Once you’ve made the decision to migrate to Google Apps, selected a migration team and determined a migration strategy, you should set a migration timeline. The strategy we outline is five weeks, but this can obviously be extended based upon the size of your organization and / or the amount of data needed to migrate.

It’s obviously imperative that the migration process doesn’t overlap with significant company events or times where your systems traditionally see a high-volume of traffic. In fact, we find it best to perform the actual migration over the course of a weekend, so your users can start the new week on Google Apps. This will also give them the weekend to prepare themselves, while the IT department is tending to any issues to may come up.

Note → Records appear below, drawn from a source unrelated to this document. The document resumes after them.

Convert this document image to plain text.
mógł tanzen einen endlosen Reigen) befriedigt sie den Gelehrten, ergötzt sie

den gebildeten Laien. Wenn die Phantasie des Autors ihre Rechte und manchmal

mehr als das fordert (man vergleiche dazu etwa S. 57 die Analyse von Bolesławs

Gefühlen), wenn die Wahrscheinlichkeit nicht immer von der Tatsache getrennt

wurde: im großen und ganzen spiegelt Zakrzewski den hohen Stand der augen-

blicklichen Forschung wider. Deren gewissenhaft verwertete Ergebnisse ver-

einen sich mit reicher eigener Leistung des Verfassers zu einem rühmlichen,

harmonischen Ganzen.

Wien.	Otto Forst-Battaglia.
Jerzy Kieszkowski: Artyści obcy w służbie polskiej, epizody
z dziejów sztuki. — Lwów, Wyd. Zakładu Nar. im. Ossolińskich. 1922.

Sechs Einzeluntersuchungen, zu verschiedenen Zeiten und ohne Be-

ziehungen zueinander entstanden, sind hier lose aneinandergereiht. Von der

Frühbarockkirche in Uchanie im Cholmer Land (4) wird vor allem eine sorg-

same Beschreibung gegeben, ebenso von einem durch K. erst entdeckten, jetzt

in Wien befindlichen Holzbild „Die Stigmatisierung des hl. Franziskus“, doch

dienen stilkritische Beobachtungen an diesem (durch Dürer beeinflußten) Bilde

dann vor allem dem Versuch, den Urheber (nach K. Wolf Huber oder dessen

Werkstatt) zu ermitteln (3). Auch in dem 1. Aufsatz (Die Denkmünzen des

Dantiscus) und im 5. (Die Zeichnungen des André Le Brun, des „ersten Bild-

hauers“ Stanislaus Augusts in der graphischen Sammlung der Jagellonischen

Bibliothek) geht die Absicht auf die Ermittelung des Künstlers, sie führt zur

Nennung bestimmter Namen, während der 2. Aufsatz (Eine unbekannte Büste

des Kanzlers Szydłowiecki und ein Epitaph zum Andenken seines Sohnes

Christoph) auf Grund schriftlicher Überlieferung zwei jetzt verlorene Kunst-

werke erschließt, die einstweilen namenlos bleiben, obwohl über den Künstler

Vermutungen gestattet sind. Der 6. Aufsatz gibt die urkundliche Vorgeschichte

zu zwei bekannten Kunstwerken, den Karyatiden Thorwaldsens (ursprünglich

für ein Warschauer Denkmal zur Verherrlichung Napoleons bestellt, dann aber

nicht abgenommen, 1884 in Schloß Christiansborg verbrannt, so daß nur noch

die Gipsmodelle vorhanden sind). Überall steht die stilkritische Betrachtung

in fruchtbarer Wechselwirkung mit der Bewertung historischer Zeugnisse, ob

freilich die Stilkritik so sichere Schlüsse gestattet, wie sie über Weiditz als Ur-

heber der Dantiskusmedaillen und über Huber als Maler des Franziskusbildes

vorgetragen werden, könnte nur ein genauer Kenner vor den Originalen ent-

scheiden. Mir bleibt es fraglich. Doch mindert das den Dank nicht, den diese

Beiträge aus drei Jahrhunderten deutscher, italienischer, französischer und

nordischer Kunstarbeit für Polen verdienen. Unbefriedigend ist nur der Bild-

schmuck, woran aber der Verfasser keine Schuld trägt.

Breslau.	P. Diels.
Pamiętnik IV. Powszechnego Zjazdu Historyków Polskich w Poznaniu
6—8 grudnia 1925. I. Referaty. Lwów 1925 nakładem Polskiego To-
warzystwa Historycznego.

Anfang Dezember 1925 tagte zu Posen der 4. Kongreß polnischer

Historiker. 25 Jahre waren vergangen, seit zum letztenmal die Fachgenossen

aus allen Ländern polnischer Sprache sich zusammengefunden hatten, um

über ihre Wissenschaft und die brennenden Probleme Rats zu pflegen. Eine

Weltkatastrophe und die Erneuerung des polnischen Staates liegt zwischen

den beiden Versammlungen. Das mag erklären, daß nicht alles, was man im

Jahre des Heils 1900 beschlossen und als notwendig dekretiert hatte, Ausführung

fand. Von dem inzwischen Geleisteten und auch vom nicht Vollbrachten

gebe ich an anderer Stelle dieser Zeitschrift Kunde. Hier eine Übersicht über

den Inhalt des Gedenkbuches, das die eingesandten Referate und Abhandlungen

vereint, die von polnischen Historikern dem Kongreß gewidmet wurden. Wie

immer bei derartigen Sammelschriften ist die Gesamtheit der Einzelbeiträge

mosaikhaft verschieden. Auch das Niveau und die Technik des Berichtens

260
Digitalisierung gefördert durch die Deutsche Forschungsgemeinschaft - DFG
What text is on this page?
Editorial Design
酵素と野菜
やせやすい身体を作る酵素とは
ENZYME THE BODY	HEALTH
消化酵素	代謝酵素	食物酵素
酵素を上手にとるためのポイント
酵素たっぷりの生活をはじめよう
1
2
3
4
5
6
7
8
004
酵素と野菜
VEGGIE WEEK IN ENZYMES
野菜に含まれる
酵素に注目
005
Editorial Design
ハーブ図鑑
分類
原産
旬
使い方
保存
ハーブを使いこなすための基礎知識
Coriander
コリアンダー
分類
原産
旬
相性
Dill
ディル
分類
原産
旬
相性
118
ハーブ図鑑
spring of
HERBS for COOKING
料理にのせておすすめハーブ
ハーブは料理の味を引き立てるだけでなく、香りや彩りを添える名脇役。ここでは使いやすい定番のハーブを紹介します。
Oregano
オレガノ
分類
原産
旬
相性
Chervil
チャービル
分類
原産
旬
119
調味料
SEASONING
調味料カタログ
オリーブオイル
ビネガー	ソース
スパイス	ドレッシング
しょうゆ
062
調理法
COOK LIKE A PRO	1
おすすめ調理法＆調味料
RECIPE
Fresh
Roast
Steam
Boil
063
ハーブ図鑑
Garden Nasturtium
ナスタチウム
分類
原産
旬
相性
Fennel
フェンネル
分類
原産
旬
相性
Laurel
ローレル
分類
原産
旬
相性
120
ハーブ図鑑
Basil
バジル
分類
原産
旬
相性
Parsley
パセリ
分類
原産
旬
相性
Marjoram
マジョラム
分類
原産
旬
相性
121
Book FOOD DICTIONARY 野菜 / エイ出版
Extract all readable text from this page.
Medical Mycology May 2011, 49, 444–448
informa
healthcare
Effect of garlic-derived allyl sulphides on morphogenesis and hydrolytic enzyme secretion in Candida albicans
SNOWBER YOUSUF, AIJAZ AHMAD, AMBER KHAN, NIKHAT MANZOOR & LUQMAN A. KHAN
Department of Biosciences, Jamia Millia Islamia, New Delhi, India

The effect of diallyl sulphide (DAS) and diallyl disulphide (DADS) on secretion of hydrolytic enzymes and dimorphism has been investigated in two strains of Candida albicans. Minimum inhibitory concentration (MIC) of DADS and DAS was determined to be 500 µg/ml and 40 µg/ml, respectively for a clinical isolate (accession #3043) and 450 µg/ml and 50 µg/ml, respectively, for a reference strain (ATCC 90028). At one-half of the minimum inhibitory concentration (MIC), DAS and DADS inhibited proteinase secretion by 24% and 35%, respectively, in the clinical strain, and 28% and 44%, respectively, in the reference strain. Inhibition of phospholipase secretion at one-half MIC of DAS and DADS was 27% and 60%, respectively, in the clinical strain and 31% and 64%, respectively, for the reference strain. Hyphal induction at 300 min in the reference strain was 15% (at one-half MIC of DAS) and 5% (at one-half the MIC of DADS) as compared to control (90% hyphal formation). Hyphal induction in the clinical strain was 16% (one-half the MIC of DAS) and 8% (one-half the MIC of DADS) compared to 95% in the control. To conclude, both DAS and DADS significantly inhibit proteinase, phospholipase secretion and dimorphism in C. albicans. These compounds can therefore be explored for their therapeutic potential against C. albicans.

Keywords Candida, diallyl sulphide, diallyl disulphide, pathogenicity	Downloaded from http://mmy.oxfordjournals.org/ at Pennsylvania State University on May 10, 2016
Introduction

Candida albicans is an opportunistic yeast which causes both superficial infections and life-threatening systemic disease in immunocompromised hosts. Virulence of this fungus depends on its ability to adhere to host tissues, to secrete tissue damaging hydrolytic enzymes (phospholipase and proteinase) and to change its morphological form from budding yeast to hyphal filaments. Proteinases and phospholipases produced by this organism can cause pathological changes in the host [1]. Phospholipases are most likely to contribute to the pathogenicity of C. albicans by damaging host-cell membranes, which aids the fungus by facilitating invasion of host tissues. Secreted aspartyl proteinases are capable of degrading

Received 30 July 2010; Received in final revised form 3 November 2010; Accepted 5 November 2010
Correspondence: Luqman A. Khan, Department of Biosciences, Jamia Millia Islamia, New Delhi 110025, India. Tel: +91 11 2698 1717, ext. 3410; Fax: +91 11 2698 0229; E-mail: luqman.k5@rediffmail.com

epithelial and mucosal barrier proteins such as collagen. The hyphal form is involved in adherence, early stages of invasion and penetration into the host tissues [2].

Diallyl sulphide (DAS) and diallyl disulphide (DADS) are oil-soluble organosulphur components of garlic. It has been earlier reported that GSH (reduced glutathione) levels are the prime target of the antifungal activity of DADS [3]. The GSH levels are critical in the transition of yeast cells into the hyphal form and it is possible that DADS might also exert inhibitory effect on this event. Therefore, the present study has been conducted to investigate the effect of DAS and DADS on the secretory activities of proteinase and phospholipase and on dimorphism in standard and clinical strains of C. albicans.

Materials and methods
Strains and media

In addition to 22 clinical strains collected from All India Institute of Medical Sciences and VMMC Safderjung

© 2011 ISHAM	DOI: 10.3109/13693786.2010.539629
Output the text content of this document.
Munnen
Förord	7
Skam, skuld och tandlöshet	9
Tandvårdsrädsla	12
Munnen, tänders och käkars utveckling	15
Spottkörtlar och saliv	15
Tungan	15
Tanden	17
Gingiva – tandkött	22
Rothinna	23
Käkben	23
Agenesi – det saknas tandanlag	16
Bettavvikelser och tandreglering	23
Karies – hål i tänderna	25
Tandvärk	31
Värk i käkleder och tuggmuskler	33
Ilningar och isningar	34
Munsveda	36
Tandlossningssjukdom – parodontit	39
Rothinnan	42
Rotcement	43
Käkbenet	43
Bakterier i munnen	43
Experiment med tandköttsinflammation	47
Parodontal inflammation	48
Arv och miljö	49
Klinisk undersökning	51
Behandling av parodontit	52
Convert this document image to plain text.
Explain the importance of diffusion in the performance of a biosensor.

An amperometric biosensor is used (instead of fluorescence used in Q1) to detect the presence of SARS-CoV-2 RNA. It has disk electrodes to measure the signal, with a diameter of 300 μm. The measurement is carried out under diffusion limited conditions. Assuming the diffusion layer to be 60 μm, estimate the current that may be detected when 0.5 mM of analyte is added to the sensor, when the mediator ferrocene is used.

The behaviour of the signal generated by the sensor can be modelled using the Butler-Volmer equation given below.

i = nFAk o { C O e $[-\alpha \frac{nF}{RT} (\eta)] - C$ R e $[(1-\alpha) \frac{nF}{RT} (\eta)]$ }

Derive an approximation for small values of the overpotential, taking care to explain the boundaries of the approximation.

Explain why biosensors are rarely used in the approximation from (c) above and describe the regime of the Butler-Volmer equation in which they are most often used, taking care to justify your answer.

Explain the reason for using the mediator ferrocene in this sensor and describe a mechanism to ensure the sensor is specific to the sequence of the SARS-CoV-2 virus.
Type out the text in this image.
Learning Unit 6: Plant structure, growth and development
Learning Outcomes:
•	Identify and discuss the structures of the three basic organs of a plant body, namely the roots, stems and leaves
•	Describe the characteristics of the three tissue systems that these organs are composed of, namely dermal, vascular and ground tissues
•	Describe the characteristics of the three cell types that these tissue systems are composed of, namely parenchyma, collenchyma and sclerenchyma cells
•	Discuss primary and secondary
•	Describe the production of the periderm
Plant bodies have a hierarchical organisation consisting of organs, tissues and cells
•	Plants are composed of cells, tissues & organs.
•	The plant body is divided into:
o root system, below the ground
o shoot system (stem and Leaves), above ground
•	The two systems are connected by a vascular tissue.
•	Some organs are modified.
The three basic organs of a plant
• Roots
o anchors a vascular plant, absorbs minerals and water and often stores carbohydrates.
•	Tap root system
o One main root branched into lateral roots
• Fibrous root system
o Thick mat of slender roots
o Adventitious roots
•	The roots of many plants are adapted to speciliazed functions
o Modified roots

Suggested Migration Timeline:

Week 1 – Preparation

Week 2 – Testing and Configuration

Week 3 – User Training and Change Management

Week 4 – Conducting the Migration

Week 5 – Wrapping up and Following up with Users

4. Communicate with your users

Don’t be afraid to say something!

As the pending changes approach, it’s vital to communicate the migration completely and effectively. While the migration itself is a huge technical undertaking, it’s also important to understand that many of your employees are changing important tasks in their day-to-day life. Don’t be afraid to over-communicate and provide them with daily email updates, tips for how to perform legacy tasks with Google Apps, and support resources.

It’s also important to notify your users of the migration process itself. If you anticipate any service outages / disruptions, your users will likely be much more understanding if they’re not blindsided by issues.

Survey your users

After you’ve communicated the changes your employees are about to undertake, it can be helpful to gauge the features that are most relied upon in your legacy system. As the training process begins, you can use these results to focus your efforts on the Google Apps equivalents.

The easiest, least-painful way to do this is with a brief survey. Questions should focus on your legacy system, familiarity with Gmail / Google Apps, and concerns about the change. You can even use a Google Form to introduce your users to one of the many new features.

Bottom line

After you’ve adequately prepared for the migration, set the timeline for the change and engaged users and thought leaders in the process, you can begin to explore the many features of the Google Apps suite.